Türkiye’nin İsrail’e karşı Bogota Bildirisi’ni "geç" imzalamasına tepkiler sürüyor. Lahey Grubu ve beraberindeki ülkeler, 15-16 Temmuz’da Kolombiya’nın Bogota kentinde bir araya gelerek İsrail’in saldırganlığına karşı altı maddelik Bogota Bildirisi’ne imza atmıştı. Toplantıya katılan Türkiye’nin bildiriyi imzalamaması muhalefetin tepkisini çekmişti.
Cumhuriyet'in haberine göre Dışişleri Bakanlığı kaynakları imzanın, bildirinin ikinci ve üçüncü maddesinde yer alan Birleşmiş Milletler Deniz Hukuku Sözleşmesi (BMDHS) bölümlerine şerh düşülerek atıldığını belirtti. BMDHS’nin Türkiye’nin Ege Denizi’ndeki tezlerine zarar verdiğini belirten kaynaklar, Türkiye’nin bu sözleşmeye atıf olan her belgeye temkinli bir şekilde yaklaştığını ifade etti.
Özgür Özel: Filistin davasını sattıklarını cümle alem bilsin
CHP Genel Başkanı Özgür Özel ise bildirinin imzalanmasından sonra, “Şerh koyup imza atılmasını önerdiğimizde, ‘Bir bilene sorsunlar’ deyip, bugün bildiriye imza atan Hakan Fidan, CHP’nin kurumsal kimliğinden özür dilemelidir” açıklamasını yaptı.
Özel, “Erdoğan’ın da Fidan’ın da Trump karşısında suspus olduklarını, Filistin davasını sattıklarını cümle alem bilsin” demişti.
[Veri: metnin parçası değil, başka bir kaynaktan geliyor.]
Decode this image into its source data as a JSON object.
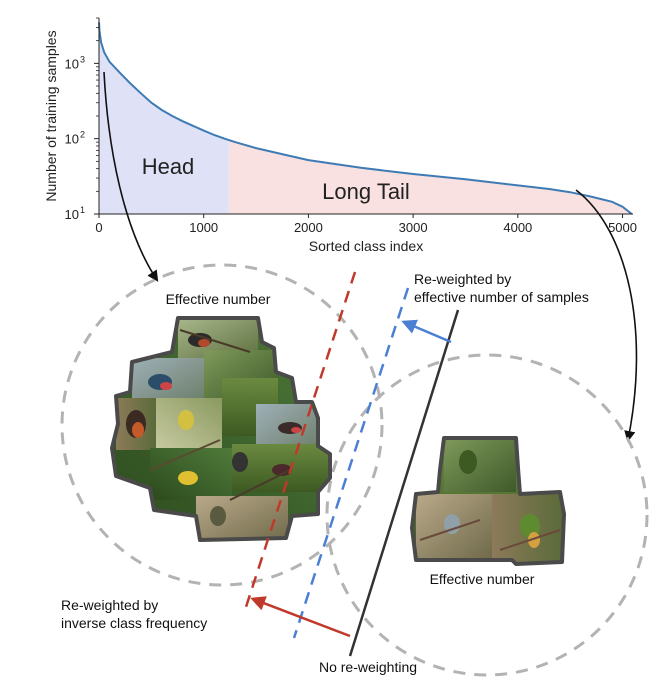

Dışişleri Bakanı Hakan Fidan ise tepkiler üzerine Türkiye’nin bazı bölümlere şerh düşerek bildiriyi imzalayabileceğini kaydetmişti. O imza 25 Temmuz’da atıldı, önceki gün ilan edildi.
CHP'li Tan: Türkiye İsrail konusunda iki yüzlü davranıyor
CHP’nin Dışişleri Bakanlığından Sorumlu Genel Başkan Yardımcısı Namık Tan da iktidarı “üslup ciddiyetsizliği” ve “davranış tutarsızlığı” ile eleştirdi. Tan, “Türkiye, Lahey Grubu'nun Bogota'da düzenlediği zirveye katılıyor. Bakan Yardımcımız Zeki Levent Gümrükçü, çekilen fotoğrafın ön sırasında yer alıyor fakat Türkiye, alınan kararların altına imza atmıyor. Bu durumun ifşa olmasının ardından birbiri ardına ciddiyetsiz açıklamalar geliyor” sözlerini kullandı.
Bogota zirvesi öncesi iyi bir planlama yapılmadığını söyleyen Tan, “Zirve sırasında yaptırım kararı alındığında önce reddedip, sonra reddi gerekçelendirmeye çalışıp, en sonunda bunu da beceremeyince kararı kabul ediyorlar. Bu ciddiyetsiz söylem ve tavrın Türkiye'nin diplomatik arenadaki saygınlığını ve güvenilirliğini ne kadar zedeleyeceğini hesap edemiyorlar mı?” diye konuştu.
Tan öte yandan Türkiye'nin İsrail konusunda iki yüzlü davrandığını söyleyerek, “İktidar İsrail ile diplomatik teması ve ticareti sürdürecekse ve yaptırım uygulamayacaksa, neden iç ve dış kamuoyunun önüne tam tersini yapıyormuş gibi bir sahte söylemle çıkma ihtiyacı duyuyor? Pragmatik gerekçelerle İsrail'e yaptırımda bulunmayacaklarsa, halkımızı neden ‘Filistin koruyucusu, ümmet lideri Erdoğan’ yalanlarıyla avutuyorlar?” sorularını sordu.